Part 2: Entry, Preference, and Exclusion
3
Strategic Preferences
(1) The Secretary of State shall establish a tiered points system for entry and settlement.
(2) Tier 1 Preference applies to citizens of the United States, Canada, Australia, New Zealand,
and Commonwealth realms sharing the Monarch.
(3) Tier 1 Preference includes accelerated processing, credential recognition, and higher quota
allocation.
(4) Nothing in this section shall create welfare portability.
3A
Hostile State Filter
(1) The National Security Council shall publish at least annually a list of adversarial regimes.

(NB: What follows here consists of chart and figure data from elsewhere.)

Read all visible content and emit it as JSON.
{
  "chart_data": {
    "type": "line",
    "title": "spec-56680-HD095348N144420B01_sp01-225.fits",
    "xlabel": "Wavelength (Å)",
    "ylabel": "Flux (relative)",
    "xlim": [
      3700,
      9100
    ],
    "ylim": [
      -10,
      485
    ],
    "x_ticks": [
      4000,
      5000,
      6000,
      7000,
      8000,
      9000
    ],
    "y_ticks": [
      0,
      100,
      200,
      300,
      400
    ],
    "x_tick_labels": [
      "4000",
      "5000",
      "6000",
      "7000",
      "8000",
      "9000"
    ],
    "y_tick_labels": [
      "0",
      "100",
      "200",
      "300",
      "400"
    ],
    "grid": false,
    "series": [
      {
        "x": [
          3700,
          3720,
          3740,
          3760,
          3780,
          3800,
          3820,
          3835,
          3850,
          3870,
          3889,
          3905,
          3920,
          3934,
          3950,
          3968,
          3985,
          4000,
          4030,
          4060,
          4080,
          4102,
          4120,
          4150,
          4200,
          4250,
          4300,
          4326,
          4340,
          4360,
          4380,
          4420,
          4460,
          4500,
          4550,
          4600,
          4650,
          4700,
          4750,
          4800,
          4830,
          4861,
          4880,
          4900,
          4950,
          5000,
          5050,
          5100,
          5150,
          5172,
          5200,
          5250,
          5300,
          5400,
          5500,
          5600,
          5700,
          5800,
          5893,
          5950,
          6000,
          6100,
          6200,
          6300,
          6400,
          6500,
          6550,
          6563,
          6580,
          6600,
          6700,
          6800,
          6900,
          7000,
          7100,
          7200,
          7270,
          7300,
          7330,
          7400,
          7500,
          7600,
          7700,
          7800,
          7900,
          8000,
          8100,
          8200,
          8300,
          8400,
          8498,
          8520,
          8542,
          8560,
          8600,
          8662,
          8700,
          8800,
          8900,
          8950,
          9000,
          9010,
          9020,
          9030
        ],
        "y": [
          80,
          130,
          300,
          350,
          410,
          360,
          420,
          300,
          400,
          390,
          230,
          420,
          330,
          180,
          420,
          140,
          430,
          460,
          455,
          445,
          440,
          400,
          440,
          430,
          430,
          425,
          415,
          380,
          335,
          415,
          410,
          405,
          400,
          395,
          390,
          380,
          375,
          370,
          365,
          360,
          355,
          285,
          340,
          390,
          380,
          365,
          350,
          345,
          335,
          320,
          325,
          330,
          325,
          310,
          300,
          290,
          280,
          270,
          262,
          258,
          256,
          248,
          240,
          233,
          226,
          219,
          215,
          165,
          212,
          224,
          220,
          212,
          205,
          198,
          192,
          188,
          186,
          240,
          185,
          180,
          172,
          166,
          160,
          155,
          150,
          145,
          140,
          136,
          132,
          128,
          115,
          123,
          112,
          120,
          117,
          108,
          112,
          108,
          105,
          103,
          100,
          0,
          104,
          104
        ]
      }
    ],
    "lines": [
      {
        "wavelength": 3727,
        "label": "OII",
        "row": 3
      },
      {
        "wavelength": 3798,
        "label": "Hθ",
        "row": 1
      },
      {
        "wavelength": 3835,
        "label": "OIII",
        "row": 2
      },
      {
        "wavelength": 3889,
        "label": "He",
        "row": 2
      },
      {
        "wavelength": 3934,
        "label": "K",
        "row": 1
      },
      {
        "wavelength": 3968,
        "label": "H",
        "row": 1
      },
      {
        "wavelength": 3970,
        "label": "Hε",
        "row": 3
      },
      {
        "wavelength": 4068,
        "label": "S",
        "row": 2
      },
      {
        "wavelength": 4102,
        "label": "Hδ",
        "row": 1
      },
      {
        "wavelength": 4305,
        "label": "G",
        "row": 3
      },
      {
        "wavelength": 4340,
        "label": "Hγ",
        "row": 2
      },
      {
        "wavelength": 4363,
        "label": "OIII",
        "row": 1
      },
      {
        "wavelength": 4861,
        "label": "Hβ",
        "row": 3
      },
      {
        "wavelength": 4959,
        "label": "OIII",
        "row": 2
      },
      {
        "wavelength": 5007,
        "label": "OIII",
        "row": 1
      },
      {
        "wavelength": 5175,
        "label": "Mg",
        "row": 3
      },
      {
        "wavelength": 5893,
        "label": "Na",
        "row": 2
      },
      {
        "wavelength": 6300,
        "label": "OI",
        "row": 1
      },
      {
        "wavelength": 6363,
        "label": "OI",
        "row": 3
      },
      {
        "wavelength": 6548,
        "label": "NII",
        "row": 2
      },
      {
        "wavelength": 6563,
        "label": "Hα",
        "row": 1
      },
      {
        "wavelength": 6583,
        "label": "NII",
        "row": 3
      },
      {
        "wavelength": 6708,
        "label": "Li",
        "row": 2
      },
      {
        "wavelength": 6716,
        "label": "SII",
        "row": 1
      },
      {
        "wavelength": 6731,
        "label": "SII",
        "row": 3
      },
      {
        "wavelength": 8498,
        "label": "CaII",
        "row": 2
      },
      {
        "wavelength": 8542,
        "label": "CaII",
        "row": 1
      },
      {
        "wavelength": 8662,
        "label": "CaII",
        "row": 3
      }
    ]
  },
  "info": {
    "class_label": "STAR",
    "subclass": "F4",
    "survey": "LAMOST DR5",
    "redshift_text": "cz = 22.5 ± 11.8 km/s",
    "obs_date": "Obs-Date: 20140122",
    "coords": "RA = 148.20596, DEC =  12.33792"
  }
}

(2) Applicants connected to such regimes are subject to enhanced vetting and a presumption of
refusal.
4
The Sovereign Exception
(1) The Secretary of State may grant entry or leave outside the rules where satisfied the person
is of critical strategic value.
(2) Decisions under this section shall not be questioned as to their merits.
(3) Review is limited to jurisdictional error.
Part 2A: Asylum and Temporary Protection
5
Asylum is Temporary Protection
(1) Asylum is temporary protection and not a pathway to settlement.
(2) Grants shall be reviewed every 24 months.
6
Offshore Processing Mandate
(1) It shall be unlawful to grant asylum to any person who enters the UK via irregular means
from a safe country.
(2) Such persons shall be removed to an Overseas Processing Territory within 14 days.
(3) A specialist Asylum Tribunal shall issue a final decision within 90 days.
(4) Appeals are limited to a single review on points of law.
Part 3: Enforcement, Removal, and Pull-Factor Controls
7
Mandatory Detention Standard
(1) All irregular arrivals shall be detained pending processing and removal.
(2) Detention capacity shall be maintained at a minimum level equal to the rolling 12-month
average of irregular arrivals multiplied by 1.25.
8
Statutory Removal Targets
(1) The Home Office has a duty to remove not less than 90% of finally refused asylum claimants
within 6 months.
(2) Failure triggers automatic leadership review and an operational plan to Parliament.
9
Digital Status Verification
(1) Employers, landlords, letting agents, and banks shall verify status via the Digital Status
API.
(2) Failure to verify carries a civil penalty of £10,000 per breach.
(3) A compliant verification creates safe-harbour.
Part 4: NGOs, Foreign Funding, and Accountability
10
Prohibition on Facilitation and Obstruction
(1) It is an offence to facilitate unlawful entry, knowingly harbour for evasion, or obstruct
enforcement operations.
(2) Conviction results in revocation of charitable status where applicable and confiscation of
offence-linked assets.
10A
Foreign Funding Prohibition and Disclosure
(1) Organisations engaged in migration advocacy or asylum operations may not receive foreign
state, foundation, or religious authority funding.
(2) Quarterly disclosure is mandatory.
11
State Capacity Reporting
(1) The Secretary of State shall publish an annual Border Enforcement Report.
Part 5: Final Provisions
12
Commencement and Transition
(1) This Act comes into force upon Royal Assent, subject to transitional implementation of the
Digital Status Verification system within 6 months.
13
Short Title
This Act may be cited as the Sovereign Borders and Nationality Reconstitution Act 2026.